In a few words.
It may seem like a counterintuitive beginning for a designer. Jessica Rusch grew up in rural Wisconsin, in a modest log cabin built by her family and their friends.
Jessica found creative inspiration in her mother and fathers’ vinyl record collection, and in the high-fashion magazines that came in the mail. By the time she started high school, hundreds of neatly stacked fashion magazines lined the bedroom she shared with her sister.
At eighteen, Jessica moved to Madison, Wisconsin, where she went to college and was mentored by the owners of Bop (now Shopbop), at the time a bourgeoning brick and mortar. It was there that she cut her teeth in sales, as a general manager, a buyer and as a model.
It was her love of music (and serendipity in the form of a snow storm and touring musicians) that brought Jessica to Austin. Her fashion trajectory continued at the city’s most prominent store, By George. Her geographic trajectory included a globetrotting job with the antique jewelry shop Bell and Bird. She was simultaneously making one-of-a-kind accessories that were timeless, personal, and versatile, incorporating objects and design elements she discovered on her travels.
Symbolic tokens of our mortality, Memento Mori Themed Skulls appear in several of Jessica’s signature lines.
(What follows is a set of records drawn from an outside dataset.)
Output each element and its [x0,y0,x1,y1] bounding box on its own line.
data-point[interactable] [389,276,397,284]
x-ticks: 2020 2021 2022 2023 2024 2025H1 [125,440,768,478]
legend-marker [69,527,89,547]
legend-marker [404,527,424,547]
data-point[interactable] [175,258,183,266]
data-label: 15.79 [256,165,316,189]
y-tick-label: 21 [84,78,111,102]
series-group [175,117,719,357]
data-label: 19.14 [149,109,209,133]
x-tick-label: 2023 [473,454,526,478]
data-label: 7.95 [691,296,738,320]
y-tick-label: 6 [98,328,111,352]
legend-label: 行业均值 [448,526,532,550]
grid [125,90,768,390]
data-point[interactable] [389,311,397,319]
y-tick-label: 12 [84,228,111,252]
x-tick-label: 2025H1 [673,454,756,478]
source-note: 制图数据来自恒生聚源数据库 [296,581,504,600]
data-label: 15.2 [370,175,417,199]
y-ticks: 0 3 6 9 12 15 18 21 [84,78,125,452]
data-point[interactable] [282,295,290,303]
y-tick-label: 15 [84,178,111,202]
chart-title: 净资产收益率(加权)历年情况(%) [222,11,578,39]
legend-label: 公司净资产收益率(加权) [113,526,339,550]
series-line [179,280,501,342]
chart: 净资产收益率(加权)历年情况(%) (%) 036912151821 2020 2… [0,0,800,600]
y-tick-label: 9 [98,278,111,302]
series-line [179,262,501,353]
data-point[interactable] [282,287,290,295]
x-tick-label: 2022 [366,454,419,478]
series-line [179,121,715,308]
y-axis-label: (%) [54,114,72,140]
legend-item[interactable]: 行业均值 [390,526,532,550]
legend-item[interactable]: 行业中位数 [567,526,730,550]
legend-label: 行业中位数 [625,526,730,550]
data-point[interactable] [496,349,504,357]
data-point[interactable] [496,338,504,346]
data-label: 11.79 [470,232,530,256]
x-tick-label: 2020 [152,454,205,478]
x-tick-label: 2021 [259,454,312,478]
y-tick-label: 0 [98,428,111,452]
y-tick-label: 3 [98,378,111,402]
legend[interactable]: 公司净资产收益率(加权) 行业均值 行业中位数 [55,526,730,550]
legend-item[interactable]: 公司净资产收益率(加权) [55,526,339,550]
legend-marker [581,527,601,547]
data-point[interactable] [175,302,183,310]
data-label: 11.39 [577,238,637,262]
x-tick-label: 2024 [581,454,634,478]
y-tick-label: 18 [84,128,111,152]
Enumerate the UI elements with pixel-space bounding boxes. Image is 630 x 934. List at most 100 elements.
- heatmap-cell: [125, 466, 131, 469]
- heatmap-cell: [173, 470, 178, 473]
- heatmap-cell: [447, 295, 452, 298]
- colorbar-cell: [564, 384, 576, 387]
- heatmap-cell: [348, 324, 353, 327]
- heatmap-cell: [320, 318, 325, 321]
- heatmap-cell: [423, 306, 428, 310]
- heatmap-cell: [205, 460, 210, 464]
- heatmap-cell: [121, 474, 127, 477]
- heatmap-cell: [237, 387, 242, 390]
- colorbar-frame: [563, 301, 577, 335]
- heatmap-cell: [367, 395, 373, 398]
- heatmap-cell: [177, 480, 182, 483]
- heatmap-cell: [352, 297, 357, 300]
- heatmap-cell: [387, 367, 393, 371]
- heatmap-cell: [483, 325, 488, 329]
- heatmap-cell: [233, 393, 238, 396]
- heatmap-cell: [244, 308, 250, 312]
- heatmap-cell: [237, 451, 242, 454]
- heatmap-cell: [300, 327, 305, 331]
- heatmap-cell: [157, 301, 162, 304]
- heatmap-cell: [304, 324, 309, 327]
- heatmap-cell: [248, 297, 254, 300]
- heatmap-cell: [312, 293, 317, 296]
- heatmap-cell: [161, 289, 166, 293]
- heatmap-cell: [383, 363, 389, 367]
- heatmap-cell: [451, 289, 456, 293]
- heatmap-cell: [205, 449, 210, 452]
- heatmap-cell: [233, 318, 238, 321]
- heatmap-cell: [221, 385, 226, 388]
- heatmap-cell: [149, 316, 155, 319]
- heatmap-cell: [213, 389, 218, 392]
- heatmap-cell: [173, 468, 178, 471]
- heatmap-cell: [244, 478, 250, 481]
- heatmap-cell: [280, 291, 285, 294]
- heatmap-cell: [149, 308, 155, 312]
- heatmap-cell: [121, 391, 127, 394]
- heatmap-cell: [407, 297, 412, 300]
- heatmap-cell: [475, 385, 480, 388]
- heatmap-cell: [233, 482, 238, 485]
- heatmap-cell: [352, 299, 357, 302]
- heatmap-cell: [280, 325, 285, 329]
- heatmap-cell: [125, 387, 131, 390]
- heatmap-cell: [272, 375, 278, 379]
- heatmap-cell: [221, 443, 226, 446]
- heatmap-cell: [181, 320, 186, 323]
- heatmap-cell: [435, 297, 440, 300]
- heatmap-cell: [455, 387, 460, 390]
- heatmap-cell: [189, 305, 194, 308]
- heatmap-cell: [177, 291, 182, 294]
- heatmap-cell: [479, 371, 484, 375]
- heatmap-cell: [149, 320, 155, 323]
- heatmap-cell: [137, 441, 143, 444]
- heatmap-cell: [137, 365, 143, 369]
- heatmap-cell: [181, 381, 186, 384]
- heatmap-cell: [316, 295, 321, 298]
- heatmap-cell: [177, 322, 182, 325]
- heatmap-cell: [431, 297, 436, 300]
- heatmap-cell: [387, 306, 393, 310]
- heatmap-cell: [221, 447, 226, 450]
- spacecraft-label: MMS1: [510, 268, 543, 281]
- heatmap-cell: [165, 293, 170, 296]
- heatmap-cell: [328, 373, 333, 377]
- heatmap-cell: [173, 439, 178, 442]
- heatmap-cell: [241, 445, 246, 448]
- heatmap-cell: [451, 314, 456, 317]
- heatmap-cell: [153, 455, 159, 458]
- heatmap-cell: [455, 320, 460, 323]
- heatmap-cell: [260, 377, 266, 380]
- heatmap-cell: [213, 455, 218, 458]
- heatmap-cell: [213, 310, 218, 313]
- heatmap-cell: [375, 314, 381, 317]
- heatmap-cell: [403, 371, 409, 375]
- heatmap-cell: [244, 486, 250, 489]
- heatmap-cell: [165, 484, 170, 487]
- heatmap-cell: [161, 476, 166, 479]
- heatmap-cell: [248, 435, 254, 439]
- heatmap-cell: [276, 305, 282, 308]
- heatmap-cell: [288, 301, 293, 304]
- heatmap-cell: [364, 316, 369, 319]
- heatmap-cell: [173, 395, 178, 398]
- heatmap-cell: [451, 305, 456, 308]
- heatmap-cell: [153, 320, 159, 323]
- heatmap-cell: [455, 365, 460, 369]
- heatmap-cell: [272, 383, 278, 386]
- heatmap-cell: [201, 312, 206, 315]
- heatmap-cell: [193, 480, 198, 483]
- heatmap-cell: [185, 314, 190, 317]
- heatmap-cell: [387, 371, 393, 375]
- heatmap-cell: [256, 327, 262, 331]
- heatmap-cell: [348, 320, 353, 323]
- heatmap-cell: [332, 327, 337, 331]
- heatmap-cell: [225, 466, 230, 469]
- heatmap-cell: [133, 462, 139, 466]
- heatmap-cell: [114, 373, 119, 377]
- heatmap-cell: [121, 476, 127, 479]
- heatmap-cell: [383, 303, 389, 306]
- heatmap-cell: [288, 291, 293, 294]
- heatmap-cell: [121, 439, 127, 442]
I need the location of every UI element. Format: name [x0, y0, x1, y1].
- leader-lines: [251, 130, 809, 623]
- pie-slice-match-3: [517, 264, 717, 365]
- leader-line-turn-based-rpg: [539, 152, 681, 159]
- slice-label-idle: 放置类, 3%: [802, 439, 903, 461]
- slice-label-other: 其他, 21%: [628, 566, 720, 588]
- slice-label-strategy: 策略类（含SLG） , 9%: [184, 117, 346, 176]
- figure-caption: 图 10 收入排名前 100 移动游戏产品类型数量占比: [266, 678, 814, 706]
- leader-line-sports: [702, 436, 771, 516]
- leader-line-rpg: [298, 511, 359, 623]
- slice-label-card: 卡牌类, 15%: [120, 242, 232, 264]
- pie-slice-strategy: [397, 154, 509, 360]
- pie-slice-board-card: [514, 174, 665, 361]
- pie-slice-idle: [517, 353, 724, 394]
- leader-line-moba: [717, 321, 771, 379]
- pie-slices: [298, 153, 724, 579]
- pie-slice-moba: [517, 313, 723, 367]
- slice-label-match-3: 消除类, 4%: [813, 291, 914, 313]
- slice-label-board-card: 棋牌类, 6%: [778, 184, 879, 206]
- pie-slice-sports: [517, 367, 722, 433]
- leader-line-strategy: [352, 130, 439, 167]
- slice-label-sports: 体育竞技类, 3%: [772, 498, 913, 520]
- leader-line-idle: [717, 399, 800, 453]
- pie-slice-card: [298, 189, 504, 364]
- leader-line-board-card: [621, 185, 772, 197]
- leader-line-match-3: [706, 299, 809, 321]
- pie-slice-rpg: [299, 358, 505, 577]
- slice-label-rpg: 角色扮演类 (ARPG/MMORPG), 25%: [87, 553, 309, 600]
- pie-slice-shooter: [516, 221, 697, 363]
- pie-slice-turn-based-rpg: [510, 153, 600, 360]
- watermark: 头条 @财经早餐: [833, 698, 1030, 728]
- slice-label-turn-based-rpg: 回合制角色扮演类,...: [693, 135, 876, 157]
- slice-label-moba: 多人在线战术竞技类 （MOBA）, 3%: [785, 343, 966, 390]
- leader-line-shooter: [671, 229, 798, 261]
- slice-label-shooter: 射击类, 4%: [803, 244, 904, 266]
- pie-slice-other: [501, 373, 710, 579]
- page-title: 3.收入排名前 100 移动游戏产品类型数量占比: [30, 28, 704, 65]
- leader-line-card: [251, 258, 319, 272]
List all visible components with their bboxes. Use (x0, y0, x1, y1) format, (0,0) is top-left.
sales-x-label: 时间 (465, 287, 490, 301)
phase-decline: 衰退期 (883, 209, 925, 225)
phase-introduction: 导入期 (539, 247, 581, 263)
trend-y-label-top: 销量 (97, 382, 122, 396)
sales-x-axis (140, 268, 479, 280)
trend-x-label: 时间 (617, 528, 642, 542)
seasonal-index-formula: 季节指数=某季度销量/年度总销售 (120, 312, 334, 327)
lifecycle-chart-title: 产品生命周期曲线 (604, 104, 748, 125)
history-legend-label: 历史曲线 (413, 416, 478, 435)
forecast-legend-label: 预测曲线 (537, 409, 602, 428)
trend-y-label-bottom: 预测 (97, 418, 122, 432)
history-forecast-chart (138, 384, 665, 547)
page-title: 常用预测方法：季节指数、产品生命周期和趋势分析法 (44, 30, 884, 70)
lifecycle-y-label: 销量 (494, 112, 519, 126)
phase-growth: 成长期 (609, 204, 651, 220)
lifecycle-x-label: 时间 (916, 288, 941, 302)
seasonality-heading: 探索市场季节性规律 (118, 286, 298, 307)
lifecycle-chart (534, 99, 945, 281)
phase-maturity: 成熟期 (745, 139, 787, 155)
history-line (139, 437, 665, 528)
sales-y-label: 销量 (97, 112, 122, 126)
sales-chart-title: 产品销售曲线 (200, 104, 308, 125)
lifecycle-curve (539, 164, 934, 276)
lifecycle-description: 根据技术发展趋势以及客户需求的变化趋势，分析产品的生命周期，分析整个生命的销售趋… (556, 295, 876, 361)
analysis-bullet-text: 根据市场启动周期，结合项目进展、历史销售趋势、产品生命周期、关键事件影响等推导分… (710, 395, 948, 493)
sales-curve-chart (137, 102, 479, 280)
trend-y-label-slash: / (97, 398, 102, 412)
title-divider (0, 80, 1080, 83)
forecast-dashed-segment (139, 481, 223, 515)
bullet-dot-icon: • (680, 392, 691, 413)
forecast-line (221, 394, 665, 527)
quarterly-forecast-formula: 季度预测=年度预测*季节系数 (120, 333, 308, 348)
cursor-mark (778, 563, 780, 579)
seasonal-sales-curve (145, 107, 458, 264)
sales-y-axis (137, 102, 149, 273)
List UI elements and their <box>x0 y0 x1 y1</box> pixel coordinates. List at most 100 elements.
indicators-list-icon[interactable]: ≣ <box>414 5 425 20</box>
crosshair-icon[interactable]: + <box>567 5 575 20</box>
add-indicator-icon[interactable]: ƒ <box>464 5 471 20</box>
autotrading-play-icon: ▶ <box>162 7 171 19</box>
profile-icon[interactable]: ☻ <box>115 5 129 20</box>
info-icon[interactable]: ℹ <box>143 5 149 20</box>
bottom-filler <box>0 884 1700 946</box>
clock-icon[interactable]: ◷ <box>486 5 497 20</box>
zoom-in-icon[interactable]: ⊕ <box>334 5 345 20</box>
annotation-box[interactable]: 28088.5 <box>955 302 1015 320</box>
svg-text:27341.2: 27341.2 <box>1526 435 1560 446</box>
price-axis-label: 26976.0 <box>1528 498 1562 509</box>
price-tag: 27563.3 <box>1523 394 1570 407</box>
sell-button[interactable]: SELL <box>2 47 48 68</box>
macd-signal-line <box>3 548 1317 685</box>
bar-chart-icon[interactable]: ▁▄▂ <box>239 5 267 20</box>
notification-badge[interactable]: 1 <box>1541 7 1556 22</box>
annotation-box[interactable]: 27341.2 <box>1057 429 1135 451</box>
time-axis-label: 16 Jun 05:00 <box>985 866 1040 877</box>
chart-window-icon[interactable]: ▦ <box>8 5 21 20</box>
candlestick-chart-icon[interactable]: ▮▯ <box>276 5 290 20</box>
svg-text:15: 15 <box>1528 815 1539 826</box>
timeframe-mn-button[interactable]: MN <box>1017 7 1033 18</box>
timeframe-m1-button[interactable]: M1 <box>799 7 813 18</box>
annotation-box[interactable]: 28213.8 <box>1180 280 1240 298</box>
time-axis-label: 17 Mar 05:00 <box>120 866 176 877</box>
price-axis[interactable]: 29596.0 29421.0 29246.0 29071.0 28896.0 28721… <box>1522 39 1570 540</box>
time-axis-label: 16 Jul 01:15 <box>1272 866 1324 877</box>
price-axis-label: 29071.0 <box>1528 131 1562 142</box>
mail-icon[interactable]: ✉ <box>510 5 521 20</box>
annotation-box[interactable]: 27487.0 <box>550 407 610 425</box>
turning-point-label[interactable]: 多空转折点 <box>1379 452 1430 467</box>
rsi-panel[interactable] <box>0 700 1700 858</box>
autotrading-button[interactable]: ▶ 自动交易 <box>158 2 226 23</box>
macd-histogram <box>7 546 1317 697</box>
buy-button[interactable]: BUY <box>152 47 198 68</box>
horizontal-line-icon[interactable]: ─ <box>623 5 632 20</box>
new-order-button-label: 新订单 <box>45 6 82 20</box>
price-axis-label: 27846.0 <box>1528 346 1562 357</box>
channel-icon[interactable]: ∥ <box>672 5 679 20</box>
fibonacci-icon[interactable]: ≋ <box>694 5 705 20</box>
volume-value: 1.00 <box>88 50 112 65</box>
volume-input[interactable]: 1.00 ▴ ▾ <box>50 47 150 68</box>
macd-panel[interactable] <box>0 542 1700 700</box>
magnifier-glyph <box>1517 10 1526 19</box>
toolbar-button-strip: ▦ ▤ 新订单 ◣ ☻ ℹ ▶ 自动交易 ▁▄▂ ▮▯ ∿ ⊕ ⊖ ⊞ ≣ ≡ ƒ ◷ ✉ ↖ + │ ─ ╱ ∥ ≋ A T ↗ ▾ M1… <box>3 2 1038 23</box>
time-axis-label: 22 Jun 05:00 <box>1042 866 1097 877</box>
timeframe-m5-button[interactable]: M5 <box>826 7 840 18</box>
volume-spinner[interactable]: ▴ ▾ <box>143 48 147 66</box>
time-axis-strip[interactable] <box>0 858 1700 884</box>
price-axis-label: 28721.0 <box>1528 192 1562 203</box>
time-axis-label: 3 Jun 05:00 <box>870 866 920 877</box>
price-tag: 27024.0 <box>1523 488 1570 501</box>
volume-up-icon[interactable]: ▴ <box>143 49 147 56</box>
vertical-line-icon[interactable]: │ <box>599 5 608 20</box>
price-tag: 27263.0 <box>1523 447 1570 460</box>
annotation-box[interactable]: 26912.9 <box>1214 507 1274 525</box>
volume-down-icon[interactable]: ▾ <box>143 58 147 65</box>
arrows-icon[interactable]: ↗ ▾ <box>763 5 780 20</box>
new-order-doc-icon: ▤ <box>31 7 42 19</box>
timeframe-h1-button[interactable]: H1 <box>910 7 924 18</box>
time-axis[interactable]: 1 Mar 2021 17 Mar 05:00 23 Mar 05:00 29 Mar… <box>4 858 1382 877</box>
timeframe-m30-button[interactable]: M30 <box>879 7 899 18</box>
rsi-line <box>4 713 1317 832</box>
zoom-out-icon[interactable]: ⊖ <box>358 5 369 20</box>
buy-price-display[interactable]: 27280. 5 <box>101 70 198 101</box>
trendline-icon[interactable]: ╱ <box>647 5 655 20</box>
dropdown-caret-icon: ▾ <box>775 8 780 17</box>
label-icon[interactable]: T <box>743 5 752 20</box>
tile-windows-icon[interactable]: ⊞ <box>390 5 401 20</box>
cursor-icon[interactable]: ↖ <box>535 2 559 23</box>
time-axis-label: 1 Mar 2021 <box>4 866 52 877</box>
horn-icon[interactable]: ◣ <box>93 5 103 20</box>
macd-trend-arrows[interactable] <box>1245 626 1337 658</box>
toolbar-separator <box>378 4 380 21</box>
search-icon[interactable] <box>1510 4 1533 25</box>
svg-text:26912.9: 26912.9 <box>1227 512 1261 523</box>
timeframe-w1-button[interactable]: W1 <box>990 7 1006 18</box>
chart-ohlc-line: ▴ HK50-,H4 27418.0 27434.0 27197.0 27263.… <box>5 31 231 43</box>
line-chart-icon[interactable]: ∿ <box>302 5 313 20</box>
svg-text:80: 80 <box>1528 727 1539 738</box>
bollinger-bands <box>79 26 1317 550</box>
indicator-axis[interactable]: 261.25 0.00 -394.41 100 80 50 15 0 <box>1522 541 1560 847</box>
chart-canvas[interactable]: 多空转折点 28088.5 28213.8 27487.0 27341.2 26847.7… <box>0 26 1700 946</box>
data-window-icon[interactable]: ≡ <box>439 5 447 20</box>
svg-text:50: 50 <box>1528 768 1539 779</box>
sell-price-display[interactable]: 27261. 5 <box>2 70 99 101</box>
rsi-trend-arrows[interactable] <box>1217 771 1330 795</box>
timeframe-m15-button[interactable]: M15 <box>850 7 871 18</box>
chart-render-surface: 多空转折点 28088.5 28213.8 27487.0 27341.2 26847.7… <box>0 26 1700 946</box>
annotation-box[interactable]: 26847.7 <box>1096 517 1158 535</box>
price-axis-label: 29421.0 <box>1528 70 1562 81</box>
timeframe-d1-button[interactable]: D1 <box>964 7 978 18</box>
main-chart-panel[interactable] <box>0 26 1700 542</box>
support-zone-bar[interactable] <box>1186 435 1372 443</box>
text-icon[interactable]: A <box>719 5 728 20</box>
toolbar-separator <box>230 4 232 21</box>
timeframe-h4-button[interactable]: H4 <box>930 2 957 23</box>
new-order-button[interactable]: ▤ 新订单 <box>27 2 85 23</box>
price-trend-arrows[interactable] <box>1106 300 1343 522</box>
She began incorporating them into her work ten years ago after her fight against a rare form of cancer, followed by an equally debilitating autoimmune disease. Jessica wears them to remind her of that difficult chapter in her life and, most important, to live life to the fullest. She hopes those who wear them will be reminded to do the same.
Today, a rural earnestness, vintage trade beads, vinyl records, and hand-braided leather are staples in her designs, along with other materials as unorthodox as her childhood. Her work
reflects a distinct urban sensibility cultivated far outside the boarders of a small town.
The transition from pastime to fashion line was an organic one. Jessica wore her handmade jewelry and leather bags, strangers wanted them, commissioned pieces, and JESSY MADE was born.